NOTE to late adopters: By the time you read this, Anacode CS will have been in business for years, saving its customers 35% every month on Cloud storage. In that time, not a single Anacode CS customer will have lost any data, or had any of their data held for ransom by Anacode CS. All that time, you’ve been paying too much for slower Cloud storage.
NOTE to everyone: Anacode’s founder encourages Cloud storage users to think about this: Is anyone else offering you 35% lower monthly storage costs, on the IaaS Cloud platform you’re already using? If not, try Anacode CS.
How does Anacode ensure that the Anacode encoded data, and the decompressed data, is correct?
Anacode generates and stores two checksums with every Anacode encoded block:
- A CRC-32 checksum on the Anacode encoded data block (detects potential errors in the Anacode encoded data)
- A CRC-32 checksum on the original data block (detects potential errors in the decoded data)
During decoding of every Anacode encoded block, both checksums are evaluated and verified. If there’s ever a checksum mismatch on either the Anacode encoded or decoded checksum, the Anacode CS decoder will report a decoding error. This condition is expected to be extremely rare (way less than the “eleven nines” of durability that AWS S3 guarantees). Anacode expects these extremely rare events will be much more likely to be caused by a problem with AWS S3 storage than a problem with Anacode CS.
Why isn’t Anacode CS a compression service?
Compression is used to achieve two complementary, related goals:
- To reduce storage costs, or
- To transfer data faster.
Anacode uses powerful, effective, purpose-built encoding to directly reduce storage costs and to directly transfer data faster.
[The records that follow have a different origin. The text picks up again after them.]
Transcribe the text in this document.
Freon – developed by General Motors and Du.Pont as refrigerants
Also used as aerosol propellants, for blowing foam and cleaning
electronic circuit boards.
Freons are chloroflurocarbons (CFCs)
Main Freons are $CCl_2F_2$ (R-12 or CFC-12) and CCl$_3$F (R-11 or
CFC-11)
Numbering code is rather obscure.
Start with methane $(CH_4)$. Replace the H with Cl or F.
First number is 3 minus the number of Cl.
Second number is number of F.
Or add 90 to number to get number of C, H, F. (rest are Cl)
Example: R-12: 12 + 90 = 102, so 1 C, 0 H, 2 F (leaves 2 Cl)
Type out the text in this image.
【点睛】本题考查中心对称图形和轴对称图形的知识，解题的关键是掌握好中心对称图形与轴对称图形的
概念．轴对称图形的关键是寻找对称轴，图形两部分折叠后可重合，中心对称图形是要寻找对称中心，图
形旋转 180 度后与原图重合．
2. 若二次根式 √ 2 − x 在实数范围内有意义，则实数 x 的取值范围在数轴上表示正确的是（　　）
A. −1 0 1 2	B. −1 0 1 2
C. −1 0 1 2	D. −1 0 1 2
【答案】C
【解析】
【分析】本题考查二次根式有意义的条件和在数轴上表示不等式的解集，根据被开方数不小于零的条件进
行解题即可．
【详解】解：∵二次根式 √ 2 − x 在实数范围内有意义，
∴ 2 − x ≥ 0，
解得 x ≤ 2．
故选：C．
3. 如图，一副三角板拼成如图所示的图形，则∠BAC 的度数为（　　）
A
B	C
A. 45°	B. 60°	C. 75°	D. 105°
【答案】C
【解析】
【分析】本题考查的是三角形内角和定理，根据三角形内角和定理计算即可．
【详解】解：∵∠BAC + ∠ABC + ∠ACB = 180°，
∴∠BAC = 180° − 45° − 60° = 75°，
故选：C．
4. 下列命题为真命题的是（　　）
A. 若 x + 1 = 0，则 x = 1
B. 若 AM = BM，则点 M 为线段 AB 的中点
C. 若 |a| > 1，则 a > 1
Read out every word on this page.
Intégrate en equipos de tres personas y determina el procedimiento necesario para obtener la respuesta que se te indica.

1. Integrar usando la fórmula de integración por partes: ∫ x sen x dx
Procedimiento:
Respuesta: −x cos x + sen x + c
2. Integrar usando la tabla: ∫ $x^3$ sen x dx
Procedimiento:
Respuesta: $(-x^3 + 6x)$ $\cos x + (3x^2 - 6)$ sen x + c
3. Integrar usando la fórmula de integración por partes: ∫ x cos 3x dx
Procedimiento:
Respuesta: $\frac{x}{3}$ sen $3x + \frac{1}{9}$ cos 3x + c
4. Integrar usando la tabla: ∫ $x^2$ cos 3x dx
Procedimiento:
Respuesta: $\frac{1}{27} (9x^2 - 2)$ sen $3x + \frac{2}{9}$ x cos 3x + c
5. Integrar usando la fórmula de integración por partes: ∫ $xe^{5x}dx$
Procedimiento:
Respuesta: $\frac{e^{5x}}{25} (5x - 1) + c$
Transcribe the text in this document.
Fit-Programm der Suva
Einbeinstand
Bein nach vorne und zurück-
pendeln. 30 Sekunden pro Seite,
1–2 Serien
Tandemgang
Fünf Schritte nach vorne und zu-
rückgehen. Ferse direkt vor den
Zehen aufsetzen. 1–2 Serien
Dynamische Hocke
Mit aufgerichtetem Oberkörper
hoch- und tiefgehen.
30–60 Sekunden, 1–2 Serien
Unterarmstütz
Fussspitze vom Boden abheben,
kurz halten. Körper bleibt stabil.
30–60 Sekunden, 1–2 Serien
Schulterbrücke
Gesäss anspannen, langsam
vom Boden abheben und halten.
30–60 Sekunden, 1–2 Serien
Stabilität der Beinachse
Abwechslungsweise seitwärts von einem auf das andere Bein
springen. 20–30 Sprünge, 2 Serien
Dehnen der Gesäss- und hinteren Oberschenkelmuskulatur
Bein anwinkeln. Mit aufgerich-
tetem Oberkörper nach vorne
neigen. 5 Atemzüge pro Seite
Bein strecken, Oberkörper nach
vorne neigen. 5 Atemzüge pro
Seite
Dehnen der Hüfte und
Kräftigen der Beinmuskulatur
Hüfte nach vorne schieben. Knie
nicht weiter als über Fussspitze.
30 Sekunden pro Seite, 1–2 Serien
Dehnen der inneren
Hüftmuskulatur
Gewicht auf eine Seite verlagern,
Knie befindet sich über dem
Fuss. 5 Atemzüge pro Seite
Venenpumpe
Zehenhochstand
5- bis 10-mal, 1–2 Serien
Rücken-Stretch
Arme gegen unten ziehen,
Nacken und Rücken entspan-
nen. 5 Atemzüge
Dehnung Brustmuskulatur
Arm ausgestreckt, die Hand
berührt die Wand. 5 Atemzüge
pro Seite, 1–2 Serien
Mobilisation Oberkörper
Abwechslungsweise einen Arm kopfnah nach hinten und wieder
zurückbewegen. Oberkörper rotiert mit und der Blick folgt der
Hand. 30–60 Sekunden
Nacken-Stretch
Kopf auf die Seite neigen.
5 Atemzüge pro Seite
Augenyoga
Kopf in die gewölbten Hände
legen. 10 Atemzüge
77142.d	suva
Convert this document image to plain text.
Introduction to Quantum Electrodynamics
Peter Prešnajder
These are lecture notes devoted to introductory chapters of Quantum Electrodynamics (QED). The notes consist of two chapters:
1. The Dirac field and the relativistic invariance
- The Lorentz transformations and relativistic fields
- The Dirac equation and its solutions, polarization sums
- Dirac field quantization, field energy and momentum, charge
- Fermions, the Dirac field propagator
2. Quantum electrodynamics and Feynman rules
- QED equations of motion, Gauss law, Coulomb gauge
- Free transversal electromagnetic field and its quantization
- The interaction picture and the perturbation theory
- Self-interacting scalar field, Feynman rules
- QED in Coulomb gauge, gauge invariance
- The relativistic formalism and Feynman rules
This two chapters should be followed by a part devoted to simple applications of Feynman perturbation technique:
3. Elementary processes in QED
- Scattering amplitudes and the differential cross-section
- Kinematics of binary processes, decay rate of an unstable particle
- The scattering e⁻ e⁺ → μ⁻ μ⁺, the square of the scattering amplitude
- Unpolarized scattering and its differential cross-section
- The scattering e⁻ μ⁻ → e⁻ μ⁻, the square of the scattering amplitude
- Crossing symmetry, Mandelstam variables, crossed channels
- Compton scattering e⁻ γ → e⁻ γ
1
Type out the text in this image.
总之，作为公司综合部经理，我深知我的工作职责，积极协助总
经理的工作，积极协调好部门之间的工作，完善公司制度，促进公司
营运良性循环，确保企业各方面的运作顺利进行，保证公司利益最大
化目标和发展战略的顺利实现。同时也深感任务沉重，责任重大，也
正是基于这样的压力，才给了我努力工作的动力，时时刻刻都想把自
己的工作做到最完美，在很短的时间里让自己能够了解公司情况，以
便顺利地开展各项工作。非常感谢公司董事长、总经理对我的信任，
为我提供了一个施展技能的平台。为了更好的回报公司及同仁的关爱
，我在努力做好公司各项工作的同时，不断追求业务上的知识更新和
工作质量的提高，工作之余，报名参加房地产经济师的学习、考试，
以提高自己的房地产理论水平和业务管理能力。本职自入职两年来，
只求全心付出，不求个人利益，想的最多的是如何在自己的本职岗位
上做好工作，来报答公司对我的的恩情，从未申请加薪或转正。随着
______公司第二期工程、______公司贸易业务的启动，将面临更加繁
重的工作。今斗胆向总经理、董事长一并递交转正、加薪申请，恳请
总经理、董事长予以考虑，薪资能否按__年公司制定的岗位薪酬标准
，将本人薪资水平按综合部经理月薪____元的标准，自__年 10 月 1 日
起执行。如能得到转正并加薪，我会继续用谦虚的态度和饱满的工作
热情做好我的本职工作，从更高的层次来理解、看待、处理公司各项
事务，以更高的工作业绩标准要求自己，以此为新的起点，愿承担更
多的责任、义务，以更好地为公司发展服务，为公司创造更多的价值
Encoding just happens to be the way we deliver those benefits. By delivering Anacode CS as a storage service, Anacode takes care of needed functions like automatic datatype detection and random access. Compression services don’t provide such functions.
Finally, compression services don’t deliver a 35% discount on storage costs (on compressible data) like Anacode CS does.